Types of GST in India
GST can be categorized into three types. They are:
CGST stands for Central Goods and Services Tax. CGST subsumes various central
taxes such as central sales tax, central excise duty, additional excise duty,
service tax. This tax is levied on the supply of goods and/or services within
the boundaries of a state. CGST is levied by the Central Government.
2. SGST- SGST stands for States Goods and Services Tax. This tax is levied by the State Government on the supply of both goods and/or services. The CGST Act is applied to the entire country of India except for the state of Jammu and Kashmir.
3. IGST- IGST stands for Integrated Goods and Services Tax. Unlike CGST and SGST, IGST is levied on the supply of inter-state goods and/or services. It is also applied to imported goods and services. According to IGST, any good when imported into the territory of India is considered to be supplied. Therefore, imported goods and liable to taxation.
Features of GST
1.GST had replaced several Indirect Taxes and made the entire tax framework better and easier for taxpayers.
2. GST has four tax rates- 5%, 12%, 18% and 28%.
3. There is no “tax-on-ta” effect anymore which, as a result, had reduced the overall prices of goods and services.
4. GST had facilitated India into becoming more competitive in terms of trade. India is now a global and national market.
5. As there are only three GST rates, most of the products come under the lower tax band.
6. There is increased efficiency in tax handling and reduce in leakages which has immensely benefited the overall tax system as well as the customers in India.
7. It is no longer possible to avoid payment of taxes as there is a robust IT cell under GST to keep track of everything.
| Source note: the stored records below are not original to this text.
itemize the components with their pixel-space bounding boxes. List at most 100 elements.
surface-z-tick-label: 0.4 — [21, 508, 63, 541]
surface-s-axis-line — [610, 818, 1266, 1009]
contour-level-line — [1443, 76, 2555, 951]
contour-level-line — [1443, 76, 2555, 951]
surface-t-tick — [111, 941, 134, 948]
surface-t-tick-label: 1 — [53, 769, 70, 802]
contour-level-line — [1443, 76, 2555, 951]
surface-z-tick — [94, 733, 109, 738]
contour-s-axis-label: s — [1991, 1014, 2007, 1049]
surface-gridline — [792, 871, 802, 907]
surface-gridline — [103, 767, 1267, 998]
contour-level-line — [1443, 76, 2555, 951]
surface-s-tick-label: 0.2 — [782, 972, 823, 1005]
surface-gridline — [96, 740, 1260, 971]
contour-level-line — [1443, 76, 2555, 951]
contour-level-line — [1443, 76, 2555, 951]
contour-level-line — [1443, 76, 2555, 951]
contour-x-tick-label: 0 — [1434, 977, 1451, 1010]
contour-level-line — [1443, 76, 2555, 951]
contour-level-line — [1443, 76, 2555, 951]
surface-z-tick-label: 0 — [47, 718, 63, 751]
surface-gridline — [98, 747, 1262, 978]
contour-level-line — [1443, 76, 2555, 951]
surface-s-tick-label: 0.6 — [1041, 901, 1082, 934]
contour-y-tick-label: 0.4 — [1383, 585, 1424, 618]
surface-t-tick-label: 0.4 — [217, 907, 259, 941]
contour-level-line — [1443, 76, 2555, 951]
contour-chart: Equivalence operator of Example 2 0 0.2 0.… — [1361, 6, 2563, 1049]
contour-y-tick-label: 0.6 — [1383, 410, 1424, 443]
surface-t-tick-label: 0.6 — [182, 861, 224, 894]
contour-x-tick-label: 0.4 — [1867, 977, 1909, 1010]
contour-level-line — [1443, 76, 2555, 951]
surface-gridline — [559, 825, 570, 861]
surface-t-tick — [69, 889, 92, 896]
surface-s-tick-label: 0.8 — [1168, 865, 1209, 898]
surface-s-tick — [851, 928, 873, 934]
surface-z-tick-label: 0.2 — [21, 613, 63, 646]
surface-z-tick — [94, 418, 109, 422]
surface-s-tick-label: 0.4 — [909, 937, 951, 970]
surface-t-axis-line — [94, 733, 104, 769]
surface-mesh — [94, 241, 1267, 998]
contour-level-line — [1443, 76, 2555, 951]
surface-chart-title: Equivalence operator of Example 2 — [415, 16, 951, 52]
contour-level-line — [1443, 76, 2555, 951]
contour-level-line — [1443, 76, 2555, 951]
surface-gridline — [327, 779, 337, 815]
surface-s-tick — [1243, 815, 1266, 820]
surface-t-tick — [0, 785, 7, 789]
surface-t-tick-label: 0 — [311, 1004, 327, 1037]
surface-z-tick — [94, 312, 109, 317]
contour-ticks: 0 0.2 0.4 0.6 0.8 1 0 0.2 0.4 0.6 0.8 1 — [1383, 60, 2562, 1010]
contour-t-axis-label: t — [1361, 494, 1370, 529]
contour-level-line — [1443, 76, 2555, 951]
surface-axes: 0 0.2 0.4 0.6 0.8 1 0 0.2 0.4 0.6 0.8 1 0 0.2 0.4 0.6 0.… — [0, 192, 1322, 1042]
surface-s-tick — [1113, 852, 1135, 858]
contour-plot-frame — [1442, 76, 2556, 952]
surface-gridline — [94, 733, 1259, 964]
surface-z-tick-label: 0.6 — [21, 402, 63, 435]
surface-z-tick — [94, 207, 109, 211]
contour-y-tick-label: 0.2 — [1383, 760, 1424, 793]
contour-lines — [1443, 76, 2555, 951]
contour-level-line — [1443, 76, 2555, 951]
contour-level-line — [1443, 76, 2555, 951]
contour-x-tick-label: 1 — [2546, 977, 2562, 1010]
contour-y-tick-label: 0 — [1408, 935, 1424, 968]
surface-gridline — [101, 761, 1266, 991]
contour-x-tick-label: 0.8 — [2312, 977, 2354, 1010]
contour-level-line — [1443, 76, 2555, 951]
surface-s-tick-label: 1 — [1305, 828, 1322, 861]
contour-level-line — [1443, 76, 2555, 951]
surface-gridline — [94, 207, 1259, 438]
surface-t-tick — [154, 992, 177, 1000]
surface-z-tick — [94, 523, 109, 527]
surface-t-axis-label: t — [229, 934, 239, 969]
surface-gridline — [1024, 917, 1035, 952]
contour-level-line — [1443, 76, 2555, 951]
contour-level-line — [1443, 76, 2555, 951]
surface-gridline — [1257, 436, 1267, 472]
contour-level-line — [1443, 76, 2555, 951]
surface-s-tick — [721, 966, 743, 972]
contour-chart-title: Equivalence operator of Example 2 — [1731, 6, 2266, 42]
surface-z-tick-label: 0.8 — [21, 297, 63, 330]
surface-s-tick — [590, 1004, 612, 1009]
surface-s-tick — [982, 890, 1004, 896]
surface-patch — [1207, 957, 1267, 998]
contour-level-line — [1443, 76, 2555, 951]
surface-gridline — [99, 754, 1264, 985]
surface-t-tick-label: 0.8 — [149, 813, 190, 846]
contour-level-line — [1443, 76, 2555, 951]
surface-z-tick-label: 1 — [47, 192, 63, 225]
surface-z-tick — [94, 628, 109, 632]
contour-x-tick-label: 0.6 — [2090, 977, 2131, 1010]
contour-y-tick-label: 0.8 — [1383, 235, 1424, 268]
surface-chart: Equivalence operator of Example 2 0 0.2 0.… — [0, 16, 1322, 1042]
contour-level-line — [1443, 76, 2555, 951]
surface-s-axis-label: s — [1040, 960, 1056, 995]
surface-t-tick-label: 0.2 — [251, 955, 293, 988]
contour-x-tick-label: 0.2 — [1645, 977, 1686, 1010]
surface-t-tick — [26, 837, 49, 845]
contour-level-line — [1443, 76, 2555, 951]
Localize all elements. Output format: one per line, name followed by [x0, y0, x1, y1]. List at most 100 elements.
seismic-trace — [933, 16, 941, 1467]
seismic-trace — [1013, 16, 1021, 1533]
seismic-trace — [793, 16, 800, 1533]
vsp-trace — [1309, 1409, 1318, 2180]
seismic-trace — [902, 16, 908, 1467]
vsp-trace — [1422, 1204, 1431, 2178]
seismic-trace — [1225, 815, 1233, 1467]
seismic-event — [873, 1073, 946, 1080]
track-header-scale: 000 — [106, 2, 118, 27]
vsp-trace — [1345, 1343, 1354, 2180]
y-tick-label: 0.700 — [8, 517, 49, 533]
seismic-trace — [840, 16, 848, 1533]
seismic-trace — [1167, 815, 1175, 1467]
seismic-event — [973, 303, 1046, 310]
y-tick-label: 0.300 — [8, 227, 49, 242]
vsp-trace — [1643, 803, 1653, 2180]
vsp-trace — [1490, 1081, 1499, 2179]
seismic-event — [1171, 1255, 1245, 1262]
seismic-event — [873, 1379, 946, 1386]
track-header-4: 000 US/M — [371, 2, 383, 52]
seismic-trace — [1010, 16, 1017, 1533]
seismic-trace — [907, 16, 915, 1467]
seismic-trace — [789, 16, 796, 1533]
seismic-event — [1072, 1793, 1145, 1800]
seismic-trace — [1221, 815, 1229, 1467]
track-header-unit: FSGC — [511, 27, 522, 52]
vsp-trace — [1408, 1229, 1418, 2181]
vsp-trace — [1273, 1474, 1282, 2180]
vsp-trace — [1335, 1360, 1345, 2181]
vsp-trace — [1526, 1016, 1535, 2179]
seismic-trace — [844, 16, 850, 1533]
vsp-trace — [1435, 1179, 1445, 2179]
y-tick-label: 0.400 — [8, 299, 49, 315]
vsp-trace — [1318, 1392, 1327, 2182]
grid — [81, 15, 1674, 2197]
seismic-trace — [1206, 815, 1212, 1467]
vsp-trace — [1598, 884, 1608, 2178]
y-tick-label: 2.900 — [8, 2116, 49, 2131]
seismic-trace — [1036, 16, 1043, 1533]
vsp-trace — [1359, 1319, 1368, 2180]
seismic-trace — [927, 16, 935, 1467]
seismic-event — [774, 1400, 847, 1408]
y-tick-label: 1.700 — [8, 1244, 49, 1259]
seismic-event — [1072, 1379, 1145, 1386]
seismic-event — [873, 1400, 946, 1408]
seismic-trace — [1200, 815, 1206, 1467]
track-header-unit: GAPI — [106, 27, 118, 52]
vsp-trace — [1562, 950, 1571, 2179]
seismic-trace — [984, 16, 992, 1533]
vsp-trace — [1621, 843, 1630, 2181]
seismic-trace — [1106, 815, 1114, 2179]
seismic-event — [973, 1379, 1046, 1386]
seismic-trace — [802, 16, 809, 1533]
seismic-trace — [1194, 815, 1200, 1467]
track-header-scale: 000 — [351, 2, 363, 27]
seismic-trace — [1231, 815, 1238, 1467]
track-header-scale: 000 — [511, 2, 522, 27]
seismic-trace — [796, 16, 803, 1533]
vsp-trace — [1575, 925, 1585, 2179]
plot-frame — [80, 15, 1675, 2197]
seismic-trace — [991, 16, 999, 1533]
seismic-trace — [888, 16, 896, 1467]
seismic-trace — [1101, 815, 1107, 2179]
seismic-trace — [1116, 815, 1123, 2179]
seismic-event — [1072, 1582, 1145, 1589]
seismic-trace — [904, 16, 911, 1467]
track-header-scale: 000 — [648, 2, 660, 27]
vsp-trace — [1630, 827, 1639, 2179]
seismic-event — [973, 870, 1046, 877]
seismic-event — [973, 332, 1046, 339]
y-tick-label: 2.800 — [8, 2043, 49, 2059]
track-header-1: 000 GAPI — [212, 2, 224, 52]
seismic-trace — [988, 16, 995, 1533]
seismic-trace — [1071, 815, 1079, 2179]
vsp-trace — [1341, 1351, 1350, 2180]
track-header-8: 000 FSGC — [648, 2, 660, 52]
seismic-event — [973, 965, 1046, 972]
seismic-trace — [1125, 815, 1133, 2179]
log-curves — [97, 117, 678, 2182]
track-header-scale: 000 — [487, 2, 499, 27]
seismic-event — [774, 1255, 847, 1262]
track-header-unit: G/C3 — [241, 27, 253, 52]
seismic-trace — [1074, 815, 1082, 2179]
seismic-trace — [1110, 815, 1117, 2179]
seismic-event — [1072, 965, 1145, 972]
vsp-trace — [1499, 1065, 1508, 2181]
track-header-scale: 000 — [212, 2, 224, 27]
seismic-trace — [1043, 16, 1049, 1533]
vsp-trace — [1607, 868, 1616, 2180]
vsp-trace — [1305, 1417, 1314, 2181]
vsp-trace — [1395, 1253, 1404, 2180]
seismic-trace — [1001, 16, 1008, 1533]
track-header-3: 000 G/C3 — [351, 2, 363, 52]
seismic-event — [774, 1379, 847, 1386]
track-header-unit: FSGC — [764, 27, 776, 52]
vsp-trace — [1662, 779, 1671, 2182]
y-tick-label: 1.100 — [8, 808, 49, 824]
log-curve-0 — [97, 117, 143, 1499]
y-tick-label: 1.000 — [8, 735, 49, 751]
8. GST has boosted revenue for transactions across sectors and has also reduced the overall cost of tax collection.
9. Substituting all the seventeen Indirect Taxes that existed in the previous tax structure, GST is now much easier to examine.
10. GST makes sure that all tax rates are uniform and a product is priced the same amount all across the nation.
GST has been a game-changing step towards the tax system of India. It has generated a national market and reduced the effect of multiple taxes on the supply of goods and services at every stage. The previous Indirect Tax system was much more complicated to inspect and manage. The Goods and Services Tax (GST) being a single unified tax, is much easier to oversee.